5. Shape your loaf. Place a piece of baking parchment paper on a pizza peel (don’t have a pizza peel – use an unrimmed baking sheet or turn a rimmed baking sheet upside down). Sprinkle the surface of your dough in the container with flour. Pull up and cut off about a 1-pound piece of dough (about the size of a grapefruit), using scissors or a serrated knife. Gently stretch the surface of the dough around to the bottom on all four sides, rotating the ball as you go. Dust your hands with flour if you need to. This is just to prevent sticking – you don’t want to incorporate the flour into the dough. The top of the dough should be smooth – the object here is to create a “gluten cloak” or “surface tension”. It doesn’t matter what the bottom looks like, but you need to have a smooth, tight top. This whole step should take about 30 seconds! Place the dough onto your parchment paper.
6. Let the loaf rise for about 30 – 40 minutes (it does not need to be covered). If it doesn’t look like it has risen much, don’t worry – it will in the oven. This is called “oven spring”.
7. Preheat a baking stone on the middle rack in the oven for at least 20 minutes at 450 degrees F. Place an empty rimmed baking pan or broiler pan on a rack below the baking stone. This pan is for holding water for steam in the baking step. (If you don’t have a baking stone, you can use a baking sheet, but you will not get the crisp crust on the bottom. You will still have a great loaf of bread. Baking stones are cheap and easy to find – Target carries them – and are a must for making pizzas, so go out and get one as soon as you can.)
8. Dust the loaf with a little flour and slash the top with a knife. This slashing is necessary to release some of the trapped gas, which can deform your bread. It also makes the top of your bread look pretty – you can slash the bread in a tic tac toe pattern, a cross, or just parallel slashes. You need a very sharp knife or a razor blade – you don’t want the blade to drag across the dough and pull it. As the bread bakes, this area opens and is known as “the bloom”. Remember to score the loaves right before baking.
9. Bake. Set a cup of water next to your oven. Slide the bread (including the parchment paper) right onto the hot baking stone. Quickly pour the water right into the pan underneath the baking stone and close the oven door. This creates the necessary steam to make a nice crisp crust on the bread. Bake at 450 F for about 25 – 30 minutes. When you remove the loaf from the oven, you will hear it crackle for a while. In baking terms, this is called “sing” and it is exactly what you want.
10. Cool. Allow the bread to cool for the best flavor and texture. It’s tempting to eat it when it’s warm, and that’s fine, but the texture is better after the bread has cooled.

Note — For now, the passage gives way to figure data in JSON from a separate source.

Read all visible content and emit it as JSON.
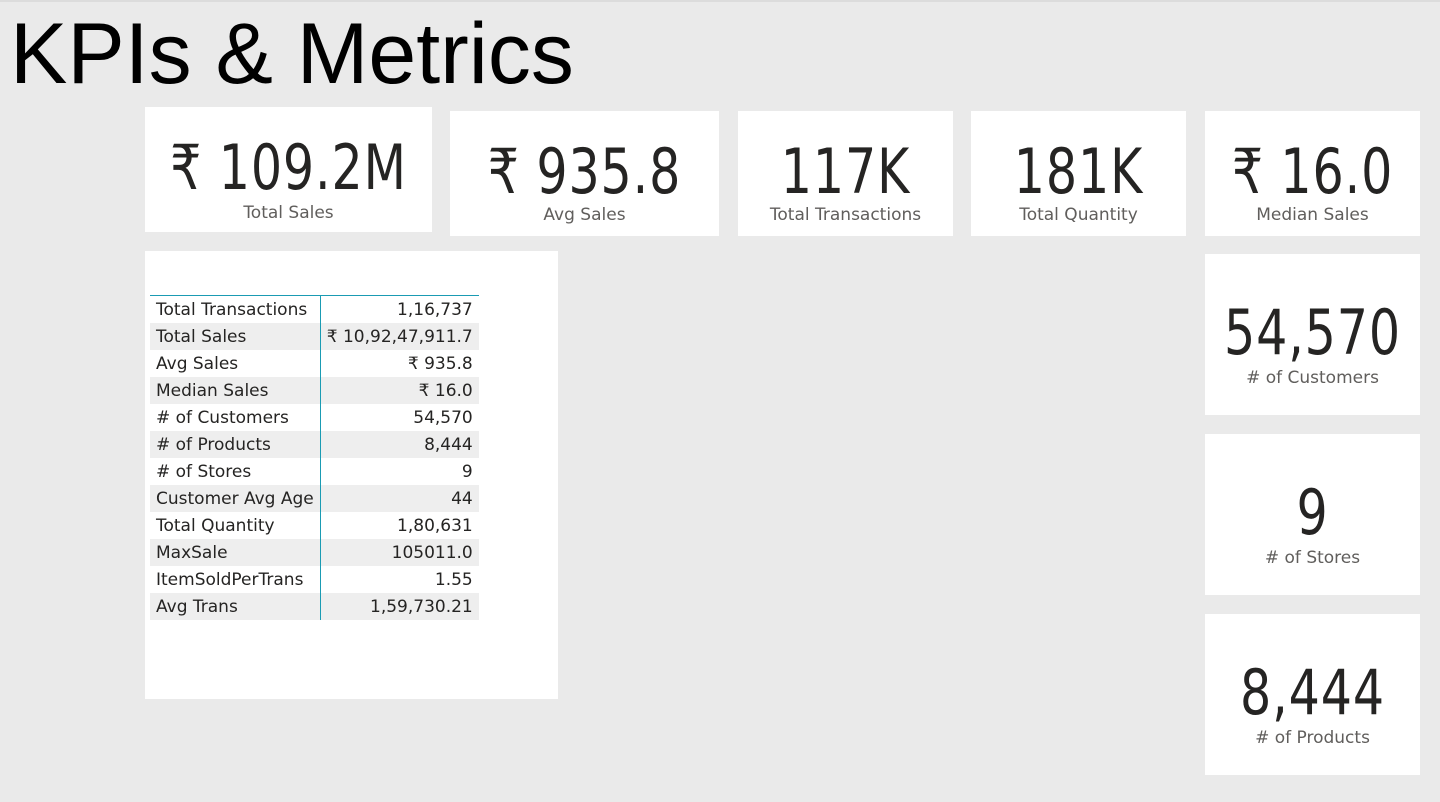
{
  "page": {
    "title": "KPIs & Metrics"
  },
  "cards": {
    "total_sales": {
      "value": "₹ 109.2M",
      "label": "Total Sales"
    },
    "avg_sales": {
      "value": "₹ 935.8",
      "label": "Avg Sales"
    },
    "total_transactions": {
      "value": "117K",
      "label": "Total Transactions"
    },
    "total_quantity": {
      "value": "181K",
      "label": "Total Quantity"
    },
    "median_sales": {
      "value": "₹ 16.0",
      "label": "Median Sales"
    },
    "customers": {
      "value": "54,570",
      "label": "# of Customers"
    },
    "stores": {
      "value": "9",
      "label": "# of Stores"
    },
    "products": {
      "value": "8,444",
      "label": "# of Products"
    }
  },
  "table": {
    "rows": [
      {
        "metric": "Total Transactions",
        "value": "1,16,737"
      },
      {
        "metric": "Total Sales",
        "value": "₹ 10,92,47,911.7"
      },
      {
        "metric": "Avg Sales",
        "value": "₹ 935.8"
      },
      {
        "metric": "Median Sales",
        "value": "₹ 16.0"
      },
      {
        "metric": "# of Customers",
        "value": "54,570"
      },
      {
        "metric": "# of Products",
        "value": "8,444"
      },
      {
        "metric": "# of Stores",
        "value": "9"
      },
      {
        "metric": "Customer Avg Age",
        "value": "44"
      },
      {
        "metric": "Total Quantity",
        "value": "1,80,631"
      },
      {
        "metric": "MaxSale",
        "value": "105011.0"
      },
      {
        "metric": "ItemSoldPerTrans",
        "value": "1.55"
      },
      {
        "metric": "Avg Trans",
        "value": "1,59,730.21"
      }
    ]
  },
  "colors": {
    "background": "#eaeaea",
    "card": "#ffffff",
    "text": "#252423",
    "label": "#605e5c",
    "table_accent": "#1a9bb3",
    "row_alt": "#eeeeee"
  }
}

11. Store the remaining dough in the refrigerator in your lidded (with a hole punched in the top) container and use for up to 14 days. Every day your bread will improve in flavor. Cut off and shape more loaves as you need them. When your dough is gone, don’t clean the container. Go ahead and mix another batch – the remaining bits of dough will contribute flavor to the next batch, much like a sourdough starter does!
Bread is best eaten the day it is baked. Leftover baked bread is best stored at room temperature, unwrapped. Simply place the cut side of the bread on plate or counter.